A civil suit may also give the victim access to compensation from third parties and institutional defendants (e.g. government institutions, foster homes, and residential schools) upon whom liability may be imposed. This is beneficial where the individual perpetrator has few assets or none at all.

Pursuant to the Limitation Act, RSBC, c 266, in most cases, there is a two-year limitation on initiating a claim in tort (s 6). However, there are exceptions to this rule. In BC, there is an exemption to the two-year time limit for cases of sexual assault (s 3(1)(j)). The Limitation Act also allows for an exemption for physical assault claims for minors and for adults who were living in a personal or dependent relationship with their abuser (s 3(1)(k)). The rationale for these exemptions is that those victims may not be expected to recognize the wrongness of what has happened to them and have the ability to bring a claim within a limitation period.
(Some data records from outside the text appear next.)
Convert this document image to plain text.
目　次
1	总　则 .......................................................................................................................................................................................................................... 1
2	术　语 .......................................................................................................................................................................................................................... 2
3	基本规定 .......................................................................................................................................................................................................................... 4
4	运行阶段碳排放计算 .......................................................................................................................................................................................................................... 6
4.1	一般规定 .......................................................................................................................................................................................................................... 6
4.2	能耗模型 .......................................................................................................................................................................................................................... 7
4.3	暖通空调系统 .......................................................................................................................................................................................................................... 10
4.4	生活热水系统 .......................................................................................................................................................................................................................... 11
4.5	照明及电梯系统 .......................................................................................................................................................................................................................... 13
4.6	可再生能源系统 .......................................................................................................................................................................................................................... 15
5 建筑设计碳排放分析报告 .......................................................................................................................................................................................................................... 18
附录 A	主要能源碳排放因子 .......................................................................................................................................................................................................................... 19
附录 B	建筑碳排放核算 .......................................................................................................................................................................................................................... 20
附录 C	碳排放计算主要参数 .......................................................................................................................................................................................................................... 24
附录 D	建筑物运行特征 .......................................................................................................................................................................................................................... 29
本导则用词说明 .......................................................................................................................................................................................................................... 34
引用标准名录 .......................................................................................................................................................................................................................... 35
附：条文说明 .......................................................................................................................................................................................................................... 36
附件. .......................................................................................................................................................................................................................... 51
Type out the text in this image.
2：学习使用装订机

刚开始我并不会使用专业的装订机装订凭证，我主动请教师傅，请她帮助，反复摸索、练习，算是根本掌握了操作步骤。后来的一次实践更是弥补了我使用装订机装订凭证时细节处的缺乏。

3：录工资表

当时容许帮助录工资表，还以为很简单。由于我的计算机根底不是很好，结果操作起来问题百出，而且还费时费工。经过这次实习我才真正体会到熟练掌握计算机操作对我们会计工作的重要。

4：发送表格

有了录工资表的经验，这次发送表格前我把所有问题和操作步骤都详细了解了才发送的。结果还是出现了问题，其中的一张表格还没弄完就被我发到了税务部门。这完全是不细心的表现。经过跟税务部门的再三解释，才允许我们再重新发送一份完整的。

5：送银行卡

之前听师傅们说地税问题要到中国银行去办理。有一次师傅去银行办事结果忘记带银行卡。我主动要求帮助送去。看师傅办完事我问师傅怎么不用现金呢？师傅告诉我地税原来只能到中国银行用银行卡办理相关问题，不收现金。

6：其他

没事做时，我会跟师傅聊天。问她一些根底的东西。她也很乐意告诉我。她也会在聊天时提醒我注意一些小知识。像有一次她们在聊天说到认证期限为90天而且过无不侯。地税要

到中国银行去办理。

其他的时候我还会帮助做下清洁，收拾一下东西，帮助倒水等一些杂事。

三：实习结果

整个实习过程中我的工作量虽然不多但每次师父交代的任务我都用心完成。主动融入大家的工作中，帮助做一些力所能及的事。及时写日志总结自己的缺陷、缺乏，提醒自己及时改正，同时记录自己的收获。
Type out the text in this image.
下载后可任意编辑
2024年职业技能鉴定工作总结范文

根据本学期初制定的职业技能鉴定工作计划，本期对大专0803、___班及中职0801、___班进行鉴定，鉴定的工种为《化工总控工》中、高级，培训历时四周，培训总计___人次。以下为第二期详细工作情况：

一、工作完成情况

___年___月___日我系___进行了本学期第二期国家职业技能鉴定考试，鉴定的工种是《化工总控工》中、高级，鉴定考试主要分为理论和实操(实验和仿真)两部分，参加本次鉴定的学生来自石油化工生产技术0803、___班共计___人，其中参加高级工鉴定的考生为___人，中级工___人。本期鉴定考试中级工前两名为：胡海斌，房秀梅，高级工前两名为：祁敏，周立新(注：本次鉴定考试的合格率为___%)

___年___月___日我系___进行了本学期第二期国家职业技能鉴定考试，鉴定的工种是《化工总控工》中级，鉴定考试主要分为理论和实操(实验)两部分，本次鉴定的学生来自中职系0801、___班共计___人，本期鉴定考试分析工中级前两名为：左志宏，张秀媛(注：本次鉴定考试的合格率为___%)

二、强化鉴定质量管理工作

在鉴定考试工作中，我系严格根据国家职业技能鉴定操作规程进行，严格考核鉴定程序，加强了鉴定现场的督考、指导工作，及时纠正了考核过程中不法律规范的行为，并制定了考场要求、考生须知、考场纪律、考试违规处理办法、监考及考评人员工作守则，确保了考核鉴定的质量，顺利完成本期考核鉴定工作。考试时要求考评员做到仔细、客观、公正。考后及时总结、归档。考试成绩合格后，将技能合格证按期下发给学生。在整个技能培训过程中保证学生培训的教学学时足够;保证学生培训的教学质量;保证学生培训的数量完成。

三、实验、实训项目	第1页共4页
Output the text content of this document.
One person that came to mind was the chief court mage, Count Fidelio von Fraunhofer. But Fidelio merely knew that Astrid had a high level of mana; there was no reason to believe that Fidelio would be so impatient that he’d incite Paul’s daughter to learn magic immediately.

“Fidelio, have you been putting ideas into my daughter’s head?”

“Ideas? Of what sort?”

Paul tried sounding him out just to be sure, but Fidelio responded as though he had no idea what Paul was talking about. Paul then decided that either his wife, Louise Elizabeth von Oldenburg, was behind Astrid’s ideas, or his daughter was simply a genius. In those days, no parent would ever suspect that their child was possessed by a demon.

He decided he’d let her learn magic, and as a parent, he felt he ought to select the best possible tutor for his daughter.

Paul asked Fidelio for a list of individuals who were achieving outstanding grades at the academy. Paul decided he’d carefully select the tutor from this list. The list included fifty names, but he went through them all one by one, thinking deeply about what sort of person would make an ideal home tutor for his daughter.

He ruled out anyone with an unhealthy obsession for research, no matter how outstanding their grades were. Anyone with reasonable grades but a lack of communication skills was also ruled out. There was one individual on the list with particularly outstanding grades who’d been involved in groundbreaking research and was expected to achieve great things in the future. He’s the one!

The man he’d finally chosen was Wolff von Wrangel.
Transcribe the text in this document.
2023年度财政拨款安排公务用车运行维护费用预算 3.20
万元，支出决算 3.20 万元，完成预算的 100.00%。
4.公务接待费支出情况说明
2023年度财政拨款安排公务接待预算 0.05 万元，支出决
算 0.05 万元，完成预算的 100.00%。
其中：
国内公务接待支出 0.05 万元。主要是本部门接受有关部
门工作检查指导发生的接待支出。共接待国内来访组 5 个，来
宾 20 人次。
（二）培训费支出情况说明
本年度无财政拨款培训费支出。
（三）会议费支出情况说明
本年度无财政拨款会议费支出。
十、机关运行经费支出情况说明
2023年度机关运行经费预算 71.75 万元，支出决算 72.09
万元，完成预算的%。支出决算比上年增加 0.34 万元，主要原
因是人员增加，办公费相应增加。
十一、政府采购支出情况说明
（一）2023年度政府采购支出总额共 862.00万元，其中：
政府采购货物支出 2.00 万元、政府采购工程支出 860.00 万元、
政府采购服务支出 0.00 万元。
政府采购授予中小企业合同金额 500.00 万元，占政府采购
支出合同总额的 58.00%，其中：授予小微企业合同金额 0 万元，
Bringing a civil action may be a long process and the plaintiff should consider the personal toll it may impose on them. Some victims who go through this process feel as though their lives are on hold and are unable to get on with other parts of their lives. Remember, however, that in many cases the parties will settle, although the outcomes of negotiations are extremely difficult to predict. Some people may benefit from counselling while pursuing a civil action.

Victims should be referred to a lawyer who is experienced with this area of law. There may be issues and circumstances in each particular case that make it difficult to assess the probability of success. Some lawyers may be willing to take on a case on a contingency fee basis, which means that they will get a certain percentage of any damages, if they are awarded.

NOTE: Others must not take control of the victim’s decisions. A victim should be informed of their options and the potential consequences of each course of action in order to allow them to give informed instructions to counsel.